REPUBLIKA.CO.ID, JAKARTA – Tradisi silaturahim adalah budaya Islam. Di mana Rasulullah SAW sendiri yang mengajarkan, salah satunya silaturahim yang dilakukan saat lebaran atau Hari Raya Idul Fitri.
Ketua Bidang Dakwah Majelis Ulama Indonesia (MUI) KH Cholil Nafis, menceritakan bagaimana Idul Fitri di zaman Rasulullah SAW. M
enurut dia, Rasulullah SAW menjalankan sholat Idul Fitri dan setelahnya melakukan silaturahim.
"Bahkan dalam silaturahim, Rasulullah SAW menebar kebahagiaan dan mengajarkannya," kata Kiai Cholil saat dihubungi Republika.co.id, belum lama ini.

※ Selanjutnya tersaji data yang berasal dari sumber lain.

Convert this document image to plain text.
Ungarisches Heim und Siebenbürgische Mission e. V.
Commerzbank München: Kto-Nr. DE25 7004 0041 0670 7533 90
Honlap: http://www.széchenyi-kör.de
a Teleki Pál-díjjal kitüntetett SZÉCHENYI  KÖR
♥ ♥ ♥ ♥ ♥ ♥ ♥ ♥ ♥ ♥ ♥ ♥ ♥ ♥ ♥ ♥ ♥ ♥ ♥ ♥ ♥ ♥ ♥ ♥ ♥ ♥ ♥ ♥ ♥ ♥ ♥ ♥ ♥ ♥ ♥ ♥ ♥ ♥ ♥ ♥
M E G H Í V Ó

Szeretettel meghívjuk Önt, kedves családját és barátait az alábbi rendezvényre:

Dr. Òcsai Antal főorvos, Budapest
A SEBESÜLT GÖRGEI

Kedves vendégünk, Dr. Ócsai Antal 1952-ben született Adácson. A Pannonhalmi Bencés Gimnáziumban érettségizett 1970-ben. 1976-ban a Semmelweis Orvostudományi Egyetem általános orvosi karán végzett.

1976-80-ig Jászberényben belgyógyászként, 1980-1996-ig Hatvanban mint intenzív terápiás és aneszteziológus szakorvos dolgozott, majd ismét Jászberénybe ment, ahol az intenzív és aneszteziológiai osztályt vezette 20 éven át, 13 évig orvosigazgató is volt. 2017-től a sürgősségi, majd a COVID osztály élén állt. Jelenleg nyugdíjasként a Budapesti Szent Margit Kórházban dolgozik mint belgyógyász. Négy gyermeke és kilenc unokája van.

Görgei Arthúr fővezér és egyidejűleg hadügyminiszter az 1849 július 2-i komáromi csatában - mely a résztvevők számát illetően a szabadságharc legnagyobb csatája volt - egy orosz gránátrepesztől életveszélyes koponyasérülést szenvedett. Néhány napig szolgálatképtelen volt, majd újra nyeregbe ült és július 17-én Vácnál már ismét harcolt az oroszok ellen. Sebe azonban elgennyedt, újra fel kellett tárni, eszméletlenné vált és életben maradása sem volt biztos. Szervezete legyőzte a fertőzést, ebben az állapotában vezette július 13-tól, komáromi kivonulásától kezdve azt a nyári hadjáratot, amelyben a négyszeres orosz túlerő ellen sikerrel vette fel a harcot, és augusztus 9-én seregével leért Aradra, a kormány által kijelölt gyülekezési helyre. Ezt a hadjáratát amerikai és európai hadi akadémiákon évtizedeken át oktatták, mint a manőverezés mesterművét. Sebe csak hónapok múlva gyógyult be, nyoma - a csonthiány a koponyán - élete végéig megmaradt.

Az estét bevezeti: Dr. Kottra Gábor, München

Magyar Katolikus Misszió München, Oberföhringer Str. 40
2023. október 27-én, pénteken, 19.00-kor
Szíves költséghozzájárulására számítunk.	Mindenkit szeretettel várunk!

Pihaknya menjabarkan, pernah saat Idul Fitri terdapat anak-anak muda di keluarga Rasulullah SAW yang bermain hadrah sehingga membuat Sayyidina Abu Bakar menegur mereka karena khawatir mengganggu Rasulullah SAW.
Namun demikian, bukannya marah, Nabi justru melarang Sayyidina Abu Bakar untuk menegur anak-anak muda tersebut. Alasan Nabi adalah karena anak-anak itu sedang bahagia di Idul Fitri.

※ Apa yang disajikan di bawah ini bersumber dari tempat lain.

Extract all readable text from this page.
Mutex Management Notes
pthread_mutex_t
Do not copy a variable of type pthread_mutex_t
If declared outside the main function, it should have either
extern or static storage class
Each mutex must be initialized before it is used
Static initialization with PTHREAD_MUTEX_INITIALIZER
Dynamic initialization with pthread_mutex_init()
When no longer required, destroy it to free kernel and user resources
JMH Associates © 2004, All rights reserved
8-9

“Sehingga di zaman Nabi pun, mereka merayakan kebahagiaan. Kita pun boleh, asal berbahagianya tidak berlebihan,” kata dia.
Kiai Cholil mengingatkan bahwa saat Syawal tiba umat Islam perlu memastikan bahwa setiap diri telah terbiasa dengan kebiasaan di Ramadhan sehingga dapat diterapkan di Syawal.
Makanya, kata dia, guna melengkapi puasa Ramadhan maka terdapat puasa selama puasa enam hari di bulan Syawal.
Di sisi lain, dia mengingatkan agar selama sebulan penuh menjalani ibadah di bulan Ramadhan, umat Islam dapat menjalankan 11 bulan ke depan dengan sebaik-baiknya.
Anggota Dewan Syariah Nasional MUI, Ustadz Oni Sahroni menjabarkan mengenai bagaimana kesalehan sosial yang dapat dilakukan saat Syawal tiba nanti.
Dia juga menerangkan bagaimana cara memaknai Ramadhan yang telah berlalu dengan sebaik-baiknya.
Salah satu ibadah khas Syawal yang baik yakni dengan bersilaturahim kepada orang tua, anak kepada keluarga, dan lain sebagainya.
Menurut dia, jika bersilaturahim menjadi amalan yang ditunaikan kepada orang lain, maka kepada keluarga sendiri itu lebih berhak untuk ditunaikan.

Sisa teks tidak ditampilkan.